In the spirit of all great beer-related discussions, we present Brewed For Battle; a new series of Chow Bella blog posts that pits a selection of brews from a given style up against each other and lets the taste buds of one layman battle them out. Multiple beers go in. One beer comes out the victor.

This week's battle: American Brown Ale

The brown ale was first developed in jolly old England in the early 20th century, a response to overly strong and challenging porters and the too-flavorless mild ale. Brown can be thought of as a happy medium between the two, though there's quite a bit of variation between different iterations of the style in Britain, especially along geographic lines -- brown ales in Northern England (think Newcastle) are generally lighter in color and less sweet than their Southern cousins.

American Brown Ales (much like Americans themselves) can be considered bigger, maltier, hoppier versions of Northern English Browns. The style originated with homebrewers and spread, its nutty, caramel and coffee flavors balanced by a hefty hop bitterness finding more and more favor with American drinkers. It's a style that's well suited to wood-aging or the addition of adjuncts such as coffee and chocolate.

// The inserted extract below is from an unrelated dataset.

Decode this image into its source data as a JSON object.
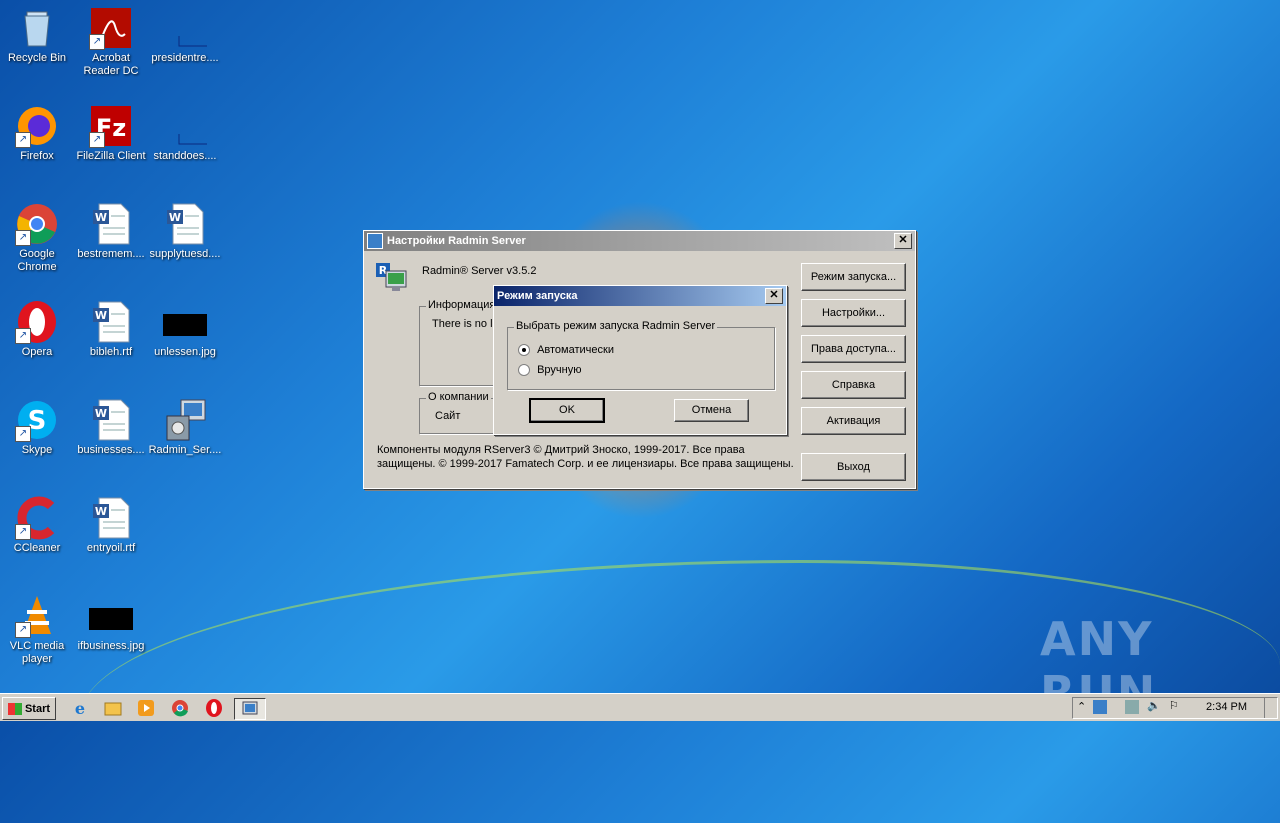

Zach's Pick: Surly Bender Surly, a brewery from Minnesota, is one of the leaders in the craft beer world in making the move from bottles to cans, which is only one of the reasons they rock. Another is Bender, their popular brown ale that defies traditional categories and flavors. Brewed with chocolate and oatmeal, Bender's 16-ounce can is packed with spicy hops and flavors of peanuts, almonds and toast. At just 5.5 percent ABV, I could drink it all the livelong day.

Jonathan's Pick: Dogfish Head Palo Santo Marron There's no getting around the fact that I love me some Dogfish Head beer. Have you had Sah'tea? 90 Minute? If not, you have drinking homework to do. Best get to studying.

One thing that all Dogfish brews have in common: high alcohol content. The Palo Santo Marron is no exception. Be aware that when you put one of these back, you're imbibing a drink that is twelve percent alcohol by volume. It taste like it too. There is a powerfully strong alcoholic tinge to the malty flavor. It's balanced out thanks to a little time spent aging in Palo Santo wood, but the beer novice may find it off-putting.

The Layman's Pick: This week's layman is none other than New Times Assistant Art Director John Walters. Here's what he had to say about the brews:

"The Dogfish Head puts hair on your chest. It has a weird aftertaste I can't place, and I'm not too fond of it. The Surly was malty, with lots of coffee flavors. It would be good with ice cream.I feel like I could drink it on a cold day, but I couldn't drink a lot of it. Bender is a better, more forgiving beer."